Pero ¿que hubiese ocurrido si durante ese mismo periodo de tiempo, Vd. hubiese hecho caso a las enseñanzas de Ben Graham y se hubiese limitado a adquirir compañías que cotizan a una ratio PER menor a 10 veces y una deuda menor o igual al 50% de los fondos propios? Deseoso de saber lo que le hubiese ocurrido a uno de esos ‘Grahamitas’ durante ‘la década perdida para las acciones’, he realizado un backtest, para el mercado de los EE.UU., bajo las siguientes condiciones:

  • Acciones con una ratio PER menor a diez veces.
  • Deuda sobre capital menor al 35%.
  • Compañías con ventas iguales o superiores a 500 millones de dólares.
  • Rebalanceo cada dos años.

 

De entre estos requisitos, dos creo merecen una breve explicación. En primer lugar, ante la imposibilidad de utilizar la ratio de deuda sobre fondos propios, he utilizado una muy similar, la relación deuda/capital. En realidad, ambas son equivalentes pues el término ‘capital’ se compone de fondos propios más deuda. Así, una empresa con una ratio deuda/fondos propios del 50% (0,5€/1€), es decir, 0,5€ de deuda por 1€ de fondos propios, poseerá una ratio deuda sobre capital del 33,3% [0,5€ / (1€ + 0,5€)]. Por otro lado, utilizar únicamente empresas con ventas iguales o superiores a 500 millones de euros es fruto de actualizar el criterio de Graham de buscar empresas con un tamaño adecuado.

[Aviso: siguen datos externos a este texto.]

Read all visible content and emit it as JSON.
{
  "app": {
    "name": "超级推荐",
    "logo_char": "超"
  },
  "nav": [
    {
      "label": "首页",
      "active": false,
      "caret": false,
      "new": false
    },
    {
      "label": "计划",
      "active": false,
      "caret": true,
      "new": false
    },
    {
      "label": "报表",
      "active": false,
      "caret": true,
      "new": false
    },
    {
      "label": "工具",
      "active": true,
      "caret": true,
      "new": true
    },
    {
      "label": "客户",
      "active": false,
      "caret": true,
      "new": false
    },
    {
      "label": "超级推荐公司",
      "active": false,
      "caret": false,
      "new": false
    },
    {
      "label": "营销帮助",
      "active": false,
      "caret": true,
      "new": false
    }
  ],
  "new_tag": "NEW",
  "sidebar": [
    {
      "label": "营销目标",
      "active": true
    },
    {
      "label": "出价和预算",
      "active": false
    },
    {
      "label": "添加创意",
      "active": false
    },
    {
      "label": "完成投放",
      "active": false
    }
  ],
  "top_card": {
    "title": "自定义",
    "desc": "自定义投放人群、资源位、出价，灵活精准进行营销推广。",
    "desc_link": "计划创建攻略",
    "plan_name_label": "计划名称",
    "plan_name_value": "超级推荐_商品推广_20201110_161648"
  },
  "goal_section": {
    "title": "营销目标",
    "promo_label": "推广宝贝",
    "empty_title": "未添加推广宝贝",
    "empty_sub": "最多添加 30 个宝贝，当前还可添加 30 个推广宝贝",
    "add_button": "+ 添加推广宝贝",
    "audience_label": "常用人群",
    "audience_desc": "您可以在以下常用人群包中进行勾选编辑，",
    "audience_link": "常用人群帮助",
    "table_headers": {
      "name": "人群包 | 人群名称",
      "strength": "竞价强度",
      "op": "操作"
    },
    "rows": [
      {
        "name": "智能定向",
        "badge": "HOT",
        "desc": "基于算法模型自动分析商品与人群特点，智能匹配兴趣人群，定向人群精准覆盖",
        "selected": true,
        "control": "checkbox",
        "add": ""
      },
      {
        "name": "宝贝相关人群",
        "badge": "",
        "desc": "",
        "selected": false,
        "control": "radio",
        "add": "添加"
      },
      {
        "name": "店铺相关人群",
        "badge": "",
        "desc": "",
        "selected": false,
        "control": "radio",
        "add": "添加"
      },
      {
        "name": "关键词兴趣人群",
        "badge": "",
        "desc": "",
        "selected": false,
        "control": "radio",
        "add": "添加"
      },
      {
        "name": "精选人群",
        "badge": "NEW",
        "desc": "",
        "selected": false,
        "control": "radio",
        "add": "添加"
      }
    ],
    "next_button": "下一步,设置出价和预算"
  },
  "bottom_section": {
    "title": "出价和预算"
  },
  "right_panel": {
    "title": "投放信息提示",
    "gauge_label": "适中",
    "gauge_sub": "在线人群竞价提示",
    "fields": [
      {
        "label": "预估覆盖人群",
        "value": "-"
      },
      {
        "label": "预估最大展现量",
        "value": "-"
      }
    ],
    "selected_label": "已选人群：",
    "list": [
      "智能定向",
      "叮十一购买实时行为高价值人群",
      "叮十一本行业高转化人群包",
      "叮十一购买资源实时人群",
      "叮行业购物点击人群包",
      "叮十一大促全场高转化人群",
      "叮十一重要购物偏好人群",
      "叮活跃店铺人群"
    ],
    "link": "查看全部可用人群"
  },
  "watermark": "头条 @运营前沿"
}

Hasta aquí no hay muchas diferencias con la mayoría de backtest que se pueden ver por ahí. La cuestión es incorporar en mencionada estrategia lo que habría sucedido de haber sido implementada en realidad (con comisiones e impuestos). Para ello he aplicado los siguientes requisitos:

  • Comisiones por transacción de 4,95€ (en un buscador de 'plataformas de trading por Internet' encontré a ‘Zecco Trading’ con dicha comisión).
  • Impuesto del 20% 'aplicado' en el momento en que se realiza el rebalanceo.

 

Los resultados de la estrategia (denominada BGF) son, al igual que en tiempos de Graham, realmente prometedores. Una cartera de 50.000€ invertida el 1 de enero de 2000 habría obtenido 350.762€ a 31 de diciembre de 2012, cerca de un 16,2% en términos anualizados.

Así que, a la hora de invertir, céntrese en lo importante. Como escribía Warren Buffett en 1959: “No hago ningún intento por predecir el mercado, mis esfuerzos están dedicados a encontrar títulos infravalorados.”  Olvídese del efecto 2000, de la guerra de Irak, la de Afganistán, Grecia, de una posible desmembración de la Unión Europea, si el paro sube este mes, si baja, o el resto de cosas insustanciales que solo preocupan a quienes viven de ellas. Este experimento vuelve a poner de manifiesto que las preocupaciones de los ‘expertos’ no son más que ‘ruido’. El 95% de ellos son unos privilegiados, pues a poca gente se le remunera de forma tan sustanciosa por destruir valor de forma sistemática. Olvídese de ellos, utilice estrategías contrastadas como la de Ben Graham, todo un 'all in al antiglamour'. Como escribía James Montier en uno de sus artículos; “Buy when it’s cheap, if not then, when?”